Education Week, February 25, 2020, by Matt Lieberman
A growing body of research provides evidence that schools can benefit from rethinking their schedules, whether by pushing the start time to later in the day, eliminating one day a week, or otherwise reshuffling how students and teachers spend their time together.
Before districts and schools can pull the trigger on a massive change, though, they’re likely to face a wide variety of obstacles and barriers. Some of them are merely a byproduct of well-established norms and traditions around schooling, including an outdated agrarian calendar. Others reflect deeper insecurities among groups of people with a stake in the success of a school’s approach.
Education Week talked to school leaders who have attempted with varying degrees of success to rethink schedules, and to advocates and organizations that work with schools on facilitating significant change. Barriers to those changes tend to fall in the following six categories:
Staff and support staff
Teachers approach planning their lessons by filling the available time they have. If that amount of time changes, teachers might balk at having to come up with a new approach to covering the material. A schedule change can be even stickier if it substantially changes teachers’ hours or responsibilities, which could mean a lengthy renegotiation of a teachers’ union contract and a testy battle over a wide range of specifics.

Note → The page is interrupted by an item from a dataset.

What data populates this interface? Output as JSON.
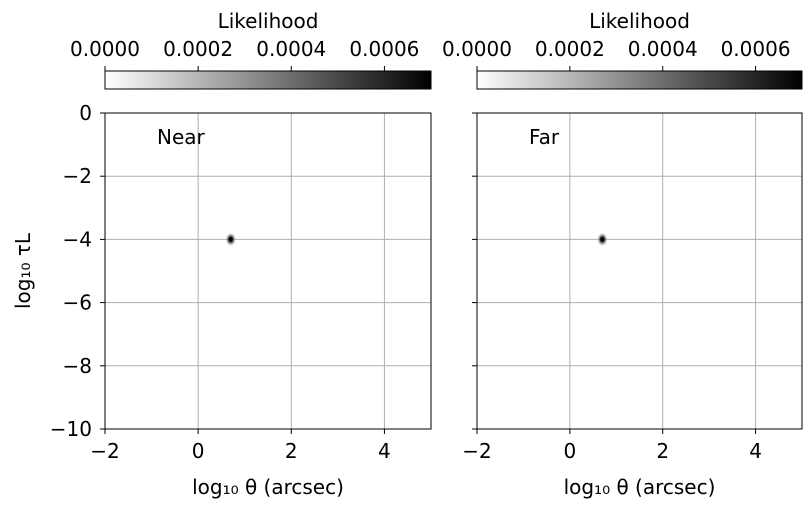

Meanwhile, support staff, from sanitation and culinary workers to bus drivers and crossing guards, can feel the effects of a schedule change—and if those workers aren’t full-time employees, a small shift in their hours and duties can make a major difference in their well-being.
Though teacher objections are an obstacle, the conditions in which most teachers work are inherently hostile to innovation, argues Bryan Hassel, the co-president of Public Impact, a nonprofit working with school districts to help them make better use of time. He advocates more collaboration to cut down on waste d time and redundancy during the school day.
“If the teachers on the team see themselves as a team working together with these 100 kids, … there’s much more of a chance to say, ‘I can specialize in what I do best; together we’ll do better than we would at each time by ourselves,’ ” Hassel said.